1) Run RAMBO-K to evaluate optimal parameters (optional):

	./RAMBOK -r human_reference_sequences.fasta -n H.sapiens -R viral_reference_sequences.fasta -N virus -1 unassigned_reads.1.fasta -f fasta -t 4 -k 4:8 

2) Now take a look at the plots to choose ideal values of k and c. Run RAMBO-K again specifying k and c. Do not change any of the other options except for the number of threads.
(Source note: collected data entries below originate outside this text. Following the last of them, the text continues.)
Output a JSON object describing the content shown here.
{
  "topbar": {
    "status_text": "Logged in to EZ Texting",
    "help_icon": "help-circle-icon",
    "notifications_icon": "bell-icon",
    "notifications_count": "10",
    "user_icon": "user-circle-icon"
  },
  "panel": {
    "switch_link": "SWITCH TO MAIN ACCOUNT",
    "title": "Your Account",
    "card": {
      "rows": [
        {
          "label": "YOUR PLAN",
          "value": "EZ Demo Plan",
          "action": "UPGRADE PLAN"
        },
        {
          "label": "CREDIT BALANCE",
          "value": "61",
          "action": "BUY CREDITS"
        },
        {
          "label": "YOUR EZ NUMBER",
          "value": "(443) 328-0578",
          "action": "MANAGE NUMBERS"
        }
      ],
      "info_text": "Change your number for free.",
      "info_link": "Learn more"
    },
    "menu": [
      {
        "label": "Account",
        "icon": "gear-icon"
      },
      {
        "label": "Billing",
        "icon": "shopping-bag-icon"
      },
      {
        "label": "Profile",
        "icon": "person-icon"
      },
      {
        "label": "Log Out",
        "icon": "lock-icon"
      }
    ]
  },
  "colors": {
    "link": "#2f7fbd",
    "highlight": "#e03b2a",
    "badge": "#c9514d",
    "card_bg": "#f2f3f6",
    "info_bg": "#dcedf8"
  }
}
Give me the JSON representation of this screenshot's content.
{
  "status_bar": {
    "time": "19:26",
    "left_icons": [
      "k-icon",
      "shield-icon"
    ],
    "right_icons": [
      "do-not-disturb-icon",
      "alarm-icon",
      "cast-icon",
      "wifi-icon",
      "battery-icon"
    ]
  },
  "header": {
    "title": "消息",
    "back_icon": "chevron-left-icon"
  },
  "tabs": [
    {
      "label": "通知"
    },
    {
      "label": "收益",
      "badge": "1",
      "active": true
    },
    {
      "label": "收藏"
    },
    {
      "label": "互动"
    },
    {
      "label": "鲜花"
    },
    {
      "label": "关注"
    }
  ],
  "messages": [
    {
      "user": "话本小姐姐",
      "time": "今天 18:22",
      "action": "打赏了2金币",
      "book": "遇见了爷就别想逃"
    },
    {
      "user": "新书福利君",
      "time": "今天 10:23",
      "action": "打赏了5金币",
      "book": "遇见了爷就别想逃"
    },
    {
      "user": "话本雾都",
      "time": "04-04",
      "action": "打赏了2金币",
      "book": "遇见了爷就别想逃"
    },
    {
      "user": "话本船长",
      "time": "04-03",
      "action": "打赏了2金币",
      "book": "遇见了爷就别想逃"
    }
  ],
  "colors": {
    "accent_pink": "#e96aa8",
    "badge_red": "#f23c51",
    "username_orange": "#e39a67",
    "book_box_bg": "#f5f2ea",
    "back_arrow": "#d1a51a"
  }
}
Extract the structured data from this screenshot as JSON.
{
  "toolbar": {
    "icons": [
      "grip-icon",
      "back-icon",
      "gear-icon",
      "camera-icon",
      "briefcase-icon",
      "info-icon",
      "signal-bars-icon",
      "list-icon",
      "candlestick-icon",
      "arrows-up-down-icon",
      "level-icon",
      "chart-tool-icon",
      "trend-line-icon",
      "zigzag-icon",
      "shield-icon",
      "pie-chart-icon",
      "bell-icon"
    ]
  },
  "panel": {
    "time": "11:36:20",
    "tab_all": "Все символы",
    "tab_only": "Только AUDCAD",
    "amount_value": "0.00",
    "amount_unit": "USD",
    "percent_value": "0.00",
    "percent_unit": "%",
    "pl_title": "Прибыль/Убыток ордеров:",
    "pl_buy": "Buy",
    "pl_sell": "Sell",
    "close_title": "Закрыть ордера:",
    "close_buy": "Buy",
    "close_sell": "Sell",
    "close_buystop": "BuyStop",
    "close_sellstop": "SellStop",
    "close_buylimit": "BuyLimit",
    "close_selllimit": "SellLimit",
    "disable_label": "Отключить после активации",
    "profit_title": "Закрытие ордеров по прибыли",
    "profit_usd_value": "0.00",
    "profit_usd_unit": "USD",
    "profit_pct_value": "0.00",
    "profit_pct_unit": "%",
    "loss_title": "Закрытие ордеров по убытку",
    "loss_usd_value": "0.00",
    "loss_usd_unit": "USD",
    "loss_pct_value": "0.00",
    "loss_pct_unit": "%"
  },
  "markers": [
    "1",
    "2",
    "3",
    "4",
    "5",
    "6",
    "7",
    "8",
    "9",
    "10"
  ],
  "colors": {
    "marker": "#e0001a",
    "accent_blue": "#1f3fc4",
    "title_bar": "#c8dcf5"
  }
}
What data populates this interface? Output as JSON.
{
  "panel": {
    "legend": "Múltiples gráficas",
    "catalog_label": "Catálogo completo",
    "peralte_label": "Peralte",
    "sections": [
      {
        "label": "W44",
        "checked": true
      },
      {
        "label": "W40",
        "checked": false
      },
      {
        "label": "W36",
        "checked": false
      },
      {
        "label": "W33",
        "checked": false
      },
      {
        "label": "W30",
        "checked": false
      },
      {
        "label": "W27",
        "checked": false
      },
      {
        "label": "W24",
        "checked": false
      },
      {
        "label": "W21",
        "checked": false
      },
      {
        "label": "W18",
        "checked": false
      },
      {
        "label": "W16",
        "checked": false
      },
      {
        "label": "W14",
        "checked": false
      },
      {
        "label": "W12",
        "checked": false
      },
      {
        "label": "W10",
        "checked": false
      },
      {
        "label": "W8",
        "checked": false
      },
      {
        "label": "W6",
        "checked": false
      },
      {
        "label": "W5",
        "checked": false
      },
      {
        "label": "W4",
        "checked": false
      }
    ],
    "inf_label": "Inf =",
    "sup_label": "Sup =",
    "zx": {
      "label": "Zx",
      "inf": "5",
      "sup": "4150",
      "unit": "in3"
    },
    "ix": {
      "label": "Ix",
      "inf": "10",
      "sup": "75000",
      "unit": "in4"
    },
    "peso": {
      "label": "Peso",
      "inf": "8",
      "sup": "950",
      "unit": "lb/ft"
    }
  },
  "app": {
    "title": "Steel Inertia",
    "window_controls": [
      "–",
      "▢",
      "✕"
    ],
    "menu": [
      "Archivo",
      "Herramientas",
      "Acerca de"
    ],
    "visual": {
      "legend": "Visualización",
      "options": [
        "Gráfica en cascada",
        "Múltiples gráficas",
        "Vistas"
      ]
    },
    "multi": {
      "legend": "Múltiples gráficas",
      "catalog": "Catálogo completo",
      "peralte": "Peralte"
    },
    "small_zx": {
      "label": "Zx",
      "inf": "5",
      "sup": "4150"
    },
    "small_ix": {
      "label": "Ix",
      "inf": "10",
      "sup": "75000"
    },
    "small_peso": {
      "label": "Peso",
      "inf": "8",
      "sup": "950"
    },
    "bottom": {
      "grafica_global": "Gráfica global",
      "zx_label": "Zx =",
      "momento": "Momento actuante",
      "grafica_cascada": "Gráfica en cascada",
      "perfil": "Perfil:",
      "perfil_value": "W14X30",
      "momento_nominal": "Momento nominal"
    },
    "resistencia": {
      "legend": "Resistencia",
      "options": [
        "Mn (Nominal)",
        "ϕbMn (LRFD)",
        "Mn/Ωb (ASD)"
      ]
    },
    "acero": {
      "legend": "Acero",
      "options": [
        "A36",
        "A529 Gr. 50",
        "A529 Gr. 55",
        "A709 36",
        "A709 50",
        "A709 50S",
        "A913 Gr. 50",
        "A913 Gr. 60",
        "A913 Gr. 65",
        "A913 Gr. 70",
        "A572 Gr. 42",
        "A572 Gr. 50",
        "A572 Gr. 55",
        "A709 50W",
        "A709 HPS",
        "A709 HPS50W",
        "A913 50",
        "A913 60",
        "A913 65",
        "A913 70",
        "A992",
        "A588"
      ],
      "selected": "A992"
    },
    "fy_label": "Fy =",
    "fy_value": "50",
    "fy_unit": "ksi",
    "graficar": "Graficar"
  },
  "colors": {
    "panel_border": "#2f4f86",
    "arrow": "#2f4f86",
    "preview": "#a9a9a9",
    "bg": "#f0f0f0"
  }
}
In this example, the best discrimination would be obtained using k = 10 and setting the cutoff to -10. To assign viral reads while dismissing the human background, run: 

	./RAMBOK -r human_reference_sequences.fasta -n H.sapiens -R viral_reference_sequences.fasta -N virus -1 unassigned_reads.1.fasta -f fasta -t 4 -k 10 -c m10

	
Results will be saved in virus_cutoff=m10_k=10.fasta in your working directory or, if specified, the output folder. 	
Or, to assign the human reads while dismissing viral reads, run:

	./RAMBOK -r human_reference_sequences.fasta -n H.sapiens -R viral_reference_sequences.fasta -N virus -1 unassigned_reads.1.fasta -f fasta -t 4 -k 10 -C m10
	
Results will be saved in H.sapiens_cutoff=m10_k=10.fasta in your working directory or, if specified, the output folder.